History — does it make sense?

I AM not a historian. I taught and researched in mathematics. Even in that discipline, I was allergic to the topic “history of mathematics.” My question has always been: why should we study history — somebody’s story of someone else’s past? What is the use of the information that 10,000 years back, the land on which I am now standing was owned by a person whose right hand was shorter than the left and was squint eyed? Qualitatively that seems to be the core content of history, besides one other issue which I will discuss later.

A few professors of History asked me: “How would you know from whom you have descended, from where they came and their culture?” My counter is: “Why should I bother? I am what I am and will be what I have to be. Further, when a politician with corrupt record comes to power, you silence his/her critics saying ‘past is past; we should look for what he/she does in future.’ Then, why should the historians dig up the past and produce juicy controversies?” I am not answered till today.

It is common knowledge that you can score well in the examination by remembering about a king of the 16th century without knowing anything about his predecessor or successor. All you need to know is how many wives he had — officially and unofficially — how he hunted, the wars and battles he waged, the taxes he imposed and the like.

Dynamic

If the storyteller, I mean the historian, favours this king, all these deeds (misdeeds) are glorified; else, condemned. It is a certainty that a few decades later the same king would be shown in a diametrically different colour by a new storyteller, again I mean historian. In that way, history is dynamic, maybe periodic and chaotic but surely dynamic.

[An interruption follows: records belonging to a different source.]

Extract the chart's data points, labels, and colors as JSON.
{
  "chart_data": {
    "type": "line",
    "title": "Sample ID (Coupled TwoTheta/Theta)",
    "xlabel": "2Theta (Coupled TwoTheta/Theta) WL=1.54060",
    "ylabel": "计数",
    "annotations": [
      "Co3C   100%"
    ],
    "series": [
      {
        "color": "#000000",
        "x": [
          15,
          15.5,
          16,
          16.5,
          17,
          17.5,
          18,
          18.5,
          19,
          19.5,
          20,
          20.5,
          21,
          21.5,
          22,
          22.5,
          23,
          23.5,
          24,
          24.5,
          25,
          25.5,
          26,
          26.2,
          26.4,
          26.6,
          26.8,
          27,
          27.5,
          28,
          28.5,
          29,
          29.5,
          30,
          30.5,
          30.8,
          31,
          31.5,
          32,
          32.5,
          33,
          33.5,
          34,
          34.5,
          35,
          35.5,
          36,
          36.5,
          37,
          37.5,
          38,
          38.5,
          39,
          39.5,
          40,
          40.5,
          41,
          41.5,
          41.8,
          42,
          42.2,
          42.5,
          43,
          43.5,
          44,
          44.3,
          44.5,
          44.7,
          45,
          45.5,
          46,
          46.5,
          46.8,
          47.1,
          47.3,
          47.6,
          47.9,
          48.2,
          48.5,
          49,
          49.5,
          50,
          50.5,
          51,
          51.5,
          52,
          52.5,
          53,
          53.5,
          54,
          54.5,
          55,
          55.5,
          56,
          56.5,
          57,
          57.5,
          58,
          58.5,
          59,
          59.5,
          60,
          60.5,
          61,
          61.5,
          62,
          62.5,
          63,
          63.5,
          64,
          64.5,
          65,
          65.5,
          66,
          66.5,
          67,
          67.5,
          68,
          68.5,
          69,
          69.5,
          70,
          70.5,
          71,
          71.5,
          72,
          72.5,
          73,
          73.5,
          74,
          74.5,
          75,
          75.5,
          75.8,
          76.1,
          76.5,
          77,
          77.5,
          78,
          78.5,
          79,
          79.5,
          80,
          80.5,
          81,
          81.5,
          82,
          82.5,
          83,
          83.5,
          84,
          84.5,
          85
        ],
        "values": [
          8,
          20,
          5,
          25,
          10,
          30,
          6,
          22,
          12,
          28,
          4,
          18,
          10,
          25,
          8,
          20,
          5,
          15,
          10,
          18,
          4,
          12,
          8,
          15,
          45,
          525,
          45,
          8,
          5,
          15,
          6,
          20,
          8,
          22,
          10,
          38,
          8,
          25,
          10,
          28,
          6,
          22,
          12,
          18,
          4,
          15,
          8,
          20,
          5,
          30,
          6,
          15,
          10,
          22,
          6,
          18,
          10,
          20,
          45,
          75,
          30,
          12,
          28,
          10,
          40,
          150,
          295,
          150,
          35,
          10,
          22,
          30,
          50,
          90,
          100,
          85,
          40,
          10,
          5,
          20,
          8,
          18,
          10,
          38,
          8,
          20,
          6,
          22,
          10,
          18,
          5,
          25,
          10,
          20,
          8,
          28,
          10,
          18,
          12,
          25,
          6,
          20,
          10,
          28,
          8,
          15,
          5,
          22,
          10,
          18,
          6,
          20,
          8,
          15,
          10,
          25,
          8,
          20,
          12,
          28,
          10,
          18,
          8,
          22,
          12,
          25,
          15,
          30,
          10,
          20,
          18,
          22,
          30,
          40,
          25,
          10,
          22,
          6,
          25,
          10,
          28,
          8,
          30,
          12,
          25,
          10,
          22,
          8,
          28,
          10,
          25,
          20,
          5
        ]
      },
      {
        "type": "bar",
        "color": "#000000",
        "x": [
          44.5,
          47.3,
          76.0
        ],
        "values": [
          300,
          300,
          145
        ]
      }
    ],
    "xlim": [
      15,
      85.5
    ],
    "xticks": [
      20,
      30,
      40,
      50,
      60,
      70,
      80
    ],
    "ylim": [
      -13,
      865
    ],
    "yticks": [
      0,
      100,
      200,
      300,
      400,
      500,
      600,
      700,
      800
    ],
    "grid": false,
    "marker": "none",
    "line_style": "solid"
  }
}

In the study of dynamical systems in mathematics, physics, or economics, techniques like interpolation, extrapolation and regression are used based on sound theoretical foundations. In history too there is a lot of extrapolation but the application is arbitrary. A historian asks for evidence from others. For him evidence is an interpretation convenient to him.

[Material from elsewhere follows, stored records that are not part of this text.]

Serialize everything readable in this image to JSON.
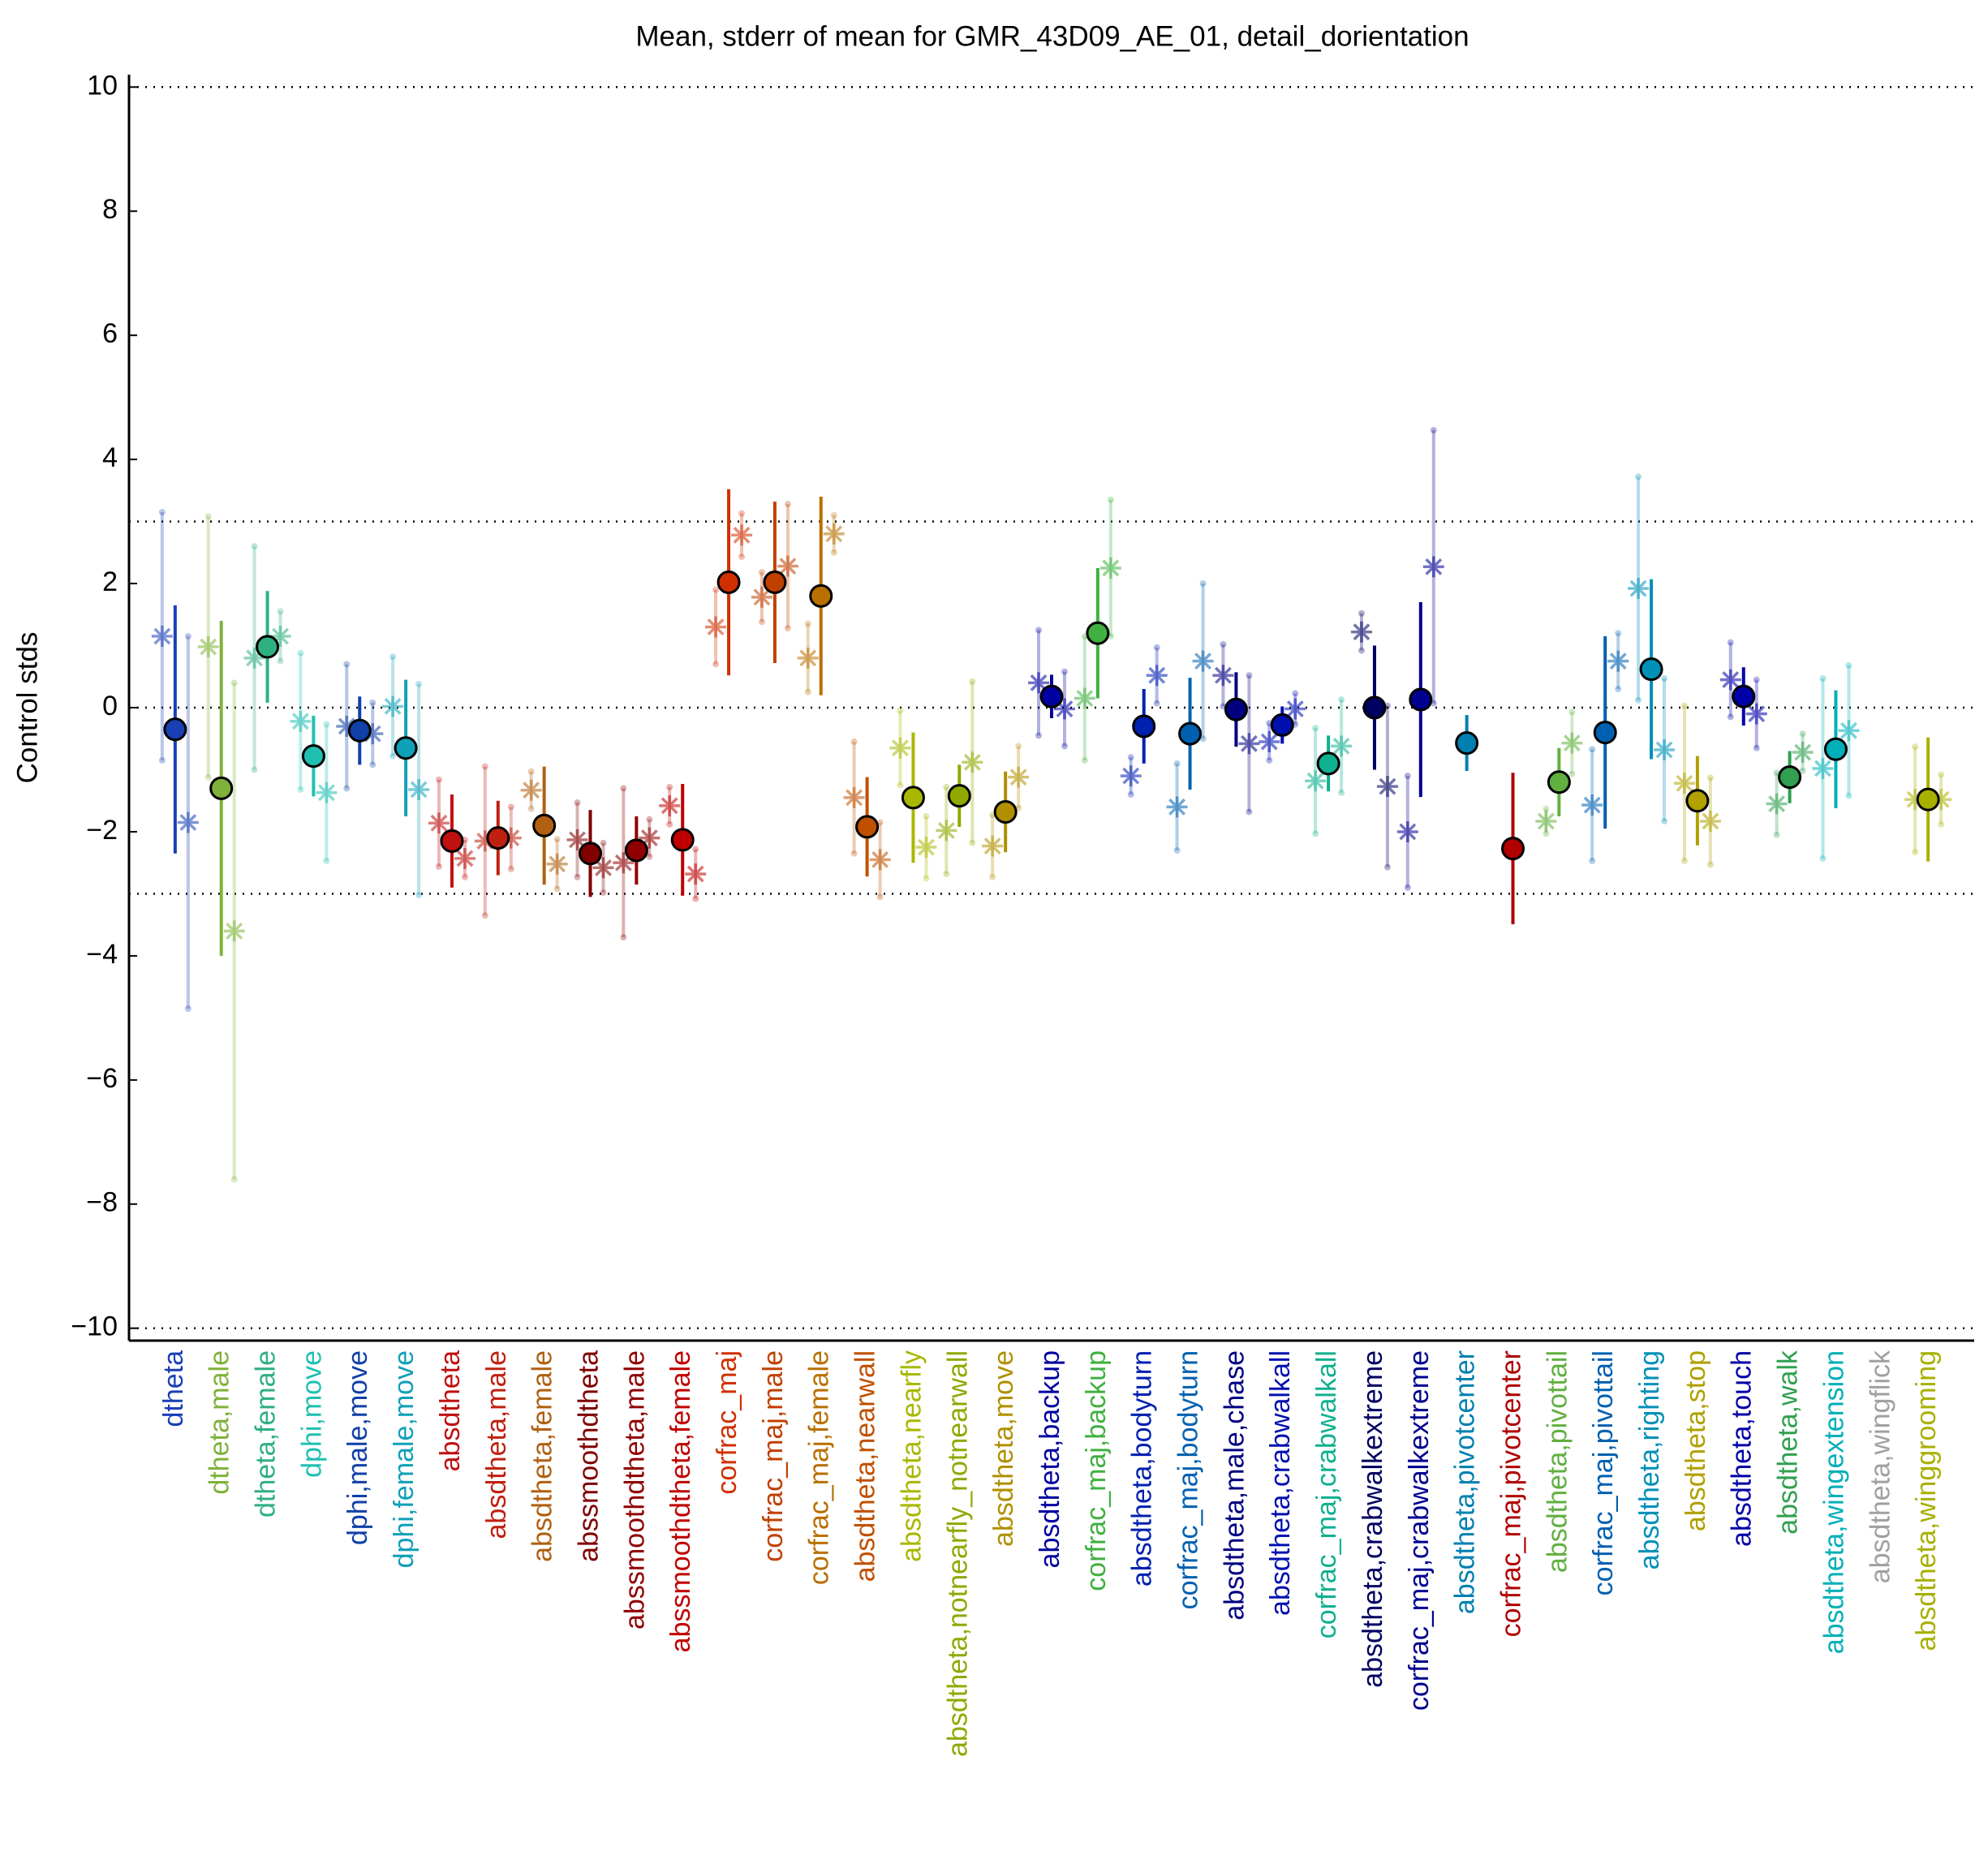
{
  "chart_data": {
    "type": "errorbar",
    "title": "Mean, stderr of mean for GMR_43D09_AE_01, detail_dorientation",
    "y_label": "Control stds",
    "categories": [
      "dtheta",
      "dtheta,male",
      "dtheta,female",
      "dphi,move",
      "dphi,male,move",
      "dphi,female,move",
      "absdtheta",
      "absdtheta,male",
      "absdtheta,female",
      "abssmoothdtheta",
      "abssmoothdtheta,male",
      "abssmoothdtheta,female",
      "corfrac_maj",
      "corfrac_maj,male",
      "corfrac_maj,female",
      "absdtheta,nearwall",
      "absdtheta,nearfly",
      "absdtheta,notnearfly_notnearwall",
      "absdtheta,move",
      "absdtheta,backup",
      "corfrac_maj,backup",
      "absdtheta,bodyturn",
      "corfrac_maj,bodyturn",
      "absdtheta,male,chase",
      "absdtheta,crabwalkall",
      "corfrac_maj,crabwalkall",
      "absdtheta,crabwalkextreme",
      "corfrac_maj,crabwalkextreme",
      "absdtheta,pivotcenter",
      "corfrac_maj,pivotcenter",
      "absdtheta,pivottail",
      "corfrac_maj,pivottail",
      "absdtheta,righting",
      "absdtheta,stop",
      "absdtheta,touch",
      "absdtheta,walk",
      "absdtheta,wingextension",
      "absdtheta,wingflick",
      "absdtheta,winggrooming"
    ],
    "colors": [
      "#1a3fb5",
      "#7fb23a",
      "#2fb080",
      "#20c0b0",
      "#1040a8",
      "#10a0b8",
      "#c01010",
      "#c02010",
      "#b06010",
      "#800000",
      "#900000",
      "#c00000",
      "#d03000",
      "#c04000",
      "#b87000",
      "#c05000",
      "#a8b800",
      "#90a800",
      "#b09000",
      "#0000a0",
      "#40b040",
      "#0020b0",
      "#0060b0",
      "#000080",
      "#0010b0",
      "#10b090",
      "#000060",
      "#000090",
      "#0080b0",
      "#b00000",
      "#60b040",
      "#0060b0",
      "#0090b8",
      "#b0a000",
      "#0000a8",
      "#30a050",
      "#00b0b8",
      "#a0a0a0",
      "#a8b000"
    ],
    "values": [
      -0.35,
      -1.3,
      0.98,
      -0.78,
      -0.37,
      -0.65,
      -2.15,
      -2.1,
      -1.9,
      -2.35,
      -2.3,
      -2.13,
      2.02,
      2.02,
      1.8,
      -1.92,
      -1.45,
      -1.42,
      -1.68,
      0.18,
      1.2,
      -0.3,
      -0.42,
      -0.03,
      -0.28,
      -0.9,
      0.0,
      0.13,
      -0.57,
      -2.27,
      -1.2,
      -0.4,
      0.62,
      -1.5,
      0.18,
      -1.12,
      -0.67,
      null,
      -1.48
    ],
    "errors": [
      2.0,
      2.7,
      0.9,
      0.65,
      0.55,
      1.1,
      0.75,
      0.6,
      0.95,
      0.7,
      0.55,
      0.9,
      1.5,
      1.3,
      1.6,
      0.8,
      1.05,
      0.5,
      0.65,
      0.35,
      1.05,
      0.6,
      0.9,
      0.6,
      0.3,
      0.45,
      1.0,
      1.57,
      0.45,
      1.22,
      0.55,
      1.55,
      1.45,
      0.72,
      0.47,
      0.42,
      0.95,
      null,
      1.0
    ],
    "left_values": [
      1.15,
      0.98,
      0.8,
      -0.22,
      -0.3,
      0.02,
      -1.86,
      -2.15,
      -1.33,
      -2.13,
      -2.5,
      -1.58,
      1.3,
      1.78,
      0.8,
      -1.45,
      -0.65,
      -1.98,
      -2.23,
      0.4,
      0.15,
      -1.1,
      -1.6,
      0.52,
      -0.55,
      -1.18,
      1.22,
      -2.0,
      null,
      null,
      -1.83,
      -1.57,
      1.92,
      -1.22,
      0.45,
      -1.55,
      -0.98,
      null,
      -1.48
    ],
    "left_errors": [
      2.0,
      2.1,
      1.8,
      1.1,
      1.0,
      0.8,
      0.7,
      1.2,
      0.3,
      0.6,
      1.2,
      0.3,
      0.6,
      0.4,
      0.55,
      0.9,
      0.6,
      0.7,
      0.5,
      0.85,
      1.0,
      0.3,
      0.7,
      0.5,
      0.3,
      0.85,
      0.3,
      0.9,
      null,
      null,
      0.2,
      0.9,
      1.8,
      1.25,
      0.6,
      0.5,
      1.45,
      null,
      0.85
    ],
    "right_values": [
      -1.85,
      -3.6,
      1.15,
      -1.37,
      -0.42,
      -1.32,
      -2.43,
      -2.1,
      -2.52,
      -2.58,
      -2.1,
      -2.68,
      2.78,
      2.28,
      2.8,
      -2.45,
      -2.25,
      -0.88,
      -1.12,
      -0.02,
      2.25,
      0.52,
      0.75,
      -0.58,
      -0.02,
      -0.62,
      -1.27,
      2.27,
      null,
      null,
      -0.57,
      0.75,
      -0.68,
      -1.83,
      -0.1,
      -0.72,
      -0.37,
      null,
      -1.48
    ],
    "right_errors": [
      3.0,
      4.0,
      0.4,
      1.1,
      0.5,
      1.7,
      0.3,
      0.5,
      0.4,
      0.4,
      0.3,
      0.4,
      0.35,
      1.0,
      0.3,
      0.6,
      0.5,
      1.3,
      0.5,
      0.6,
      1.1,
      0.45,
      1.25,
      1.1,
      0.25,
      0.75,
      1.3,
      2.2,
      null,
      null,
      0.5,
      0.45,
      1.15,
      0.7,
      0.55,
      0.3,
      1.05,
      null,
      0.4
    ],
    "ylim": [
      -10.2,
      10.2
    ],
    "yticks": [
      {
        "value": -10,
        "label": "−10"
      },
      {
        "value": -8,
        "label": "−8"
      },
      {
        "value": -6,
        "label": "−6"
      },
      {
        "value": -4,
        "label": "−4"
      },
      {
        "value": -2,
        "label": "−2"
      },
      0,
      2,
      4,
      6,
      8,
      10
    ],
    "reference_lines": [
      -10,
      -3,
      0,
      3,
      10
    ]
  }
}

While looking for evidence, he ignores the certainty that incidents of very distant past may not leave material evidence to this date — time consumes it. Thus historians make themselves notorious for their inability to see beyond their nose.

Apart from these deficiencies, history has proved harmful to humanity. Was not Hitler’s genocide a result of history — both pride (Aryan) and prejudice (Jewish)? In 1993, a Turkish Muslim friend of mine confided that the carnage on the Muslim community in Bosnia-Herzegovina going on at that time was a direct revenge for what the invaders of the Ottoman Empire did to the Christian population. I do not know the realities. History is far from them. I wanted the title to be ‘History is Myth.” But to my shock, I realised that the antonym of myth is history.

The following quote from The Da Vinci Code by Dan Brown says it all:

…History is always written by the victors. When two cultures clash, the loser is obliterated; and the winner writes the history books — books which glorify their own cause and disparage the conquered foe.

When this is history, does it make sense?